Mysterious memory expansion
With this in mind, Meta’s development goals for the next generation of MTIA include improving performance per TCO and per watt compared to the previous generation, efficiently processing models across multiple Meta services, and improving developer efficiency to quickly achieve high-volume deployments.
Meta’s latest MTIA gets a significant performance boost with GEN-O-GEN, which increases GEMM TOPs by 3.5x to 177 TFLOPS at BF16, hardware-based tensor quantization for accuracy comparable to FP32, and optimized support for PyTorch Eager Mode, enabling sub-1μs job launch times and sub-0.5μs job replacement.
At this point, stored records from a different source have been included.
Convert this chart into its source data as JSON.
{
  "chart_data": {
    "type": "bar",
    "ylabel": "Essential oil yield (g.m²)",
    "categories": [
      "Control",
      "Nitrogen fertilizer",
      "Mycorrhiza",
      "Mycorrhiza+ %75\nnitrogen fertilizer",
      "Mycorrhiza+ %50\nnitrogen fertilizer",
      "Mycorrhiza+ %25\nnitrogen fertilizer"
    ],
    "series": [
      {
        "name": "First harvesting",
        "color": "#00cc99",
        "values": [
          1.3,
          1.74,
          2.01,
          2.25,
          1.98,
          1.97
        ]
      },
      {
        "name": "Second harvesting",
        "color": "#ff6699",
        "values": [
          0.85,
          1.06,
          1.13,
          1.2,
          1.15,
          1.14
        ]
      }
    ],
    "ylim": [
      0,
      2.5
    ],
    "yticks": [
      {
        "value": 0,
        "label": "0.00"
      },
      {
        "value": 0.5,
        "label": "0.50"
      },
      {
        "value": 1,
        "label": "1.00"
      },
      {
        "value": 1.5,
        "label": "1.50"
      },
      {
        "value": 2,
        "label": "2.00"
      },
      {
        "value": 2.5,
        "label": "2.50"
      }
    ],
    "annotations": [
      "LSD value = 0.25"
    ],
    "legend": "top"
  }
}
Additionally, TBE optimization improves download and prefetch times of embedding indices, achieving 2-3x faster runtimes compared to the previous generation.
The MTIA chip, built on TSMC’s 5nm process, operates at 1.35GHz with a gate count of 2.35 billion and offers 354 TOPS (INT8) and 177 TOPS (FP16) GEMM performance, utilizing 128GB of LPDDR5 memory with a bandwidth of 204.8GB/s, all within a TDP of 90 watts.
The Processing Elements are built on RISC-V cores, with both scalar and vector extensions, and Meta’s accelerator module includes dual CPUs. At Hot Chips 2024, ServeTheHome noted a memory expansion tied to the PCIe switch and the CPUs. When asked if this was CXL, Meta rather coyly said, “it is an option to add memory to the chassis, but it is not currently deployed.”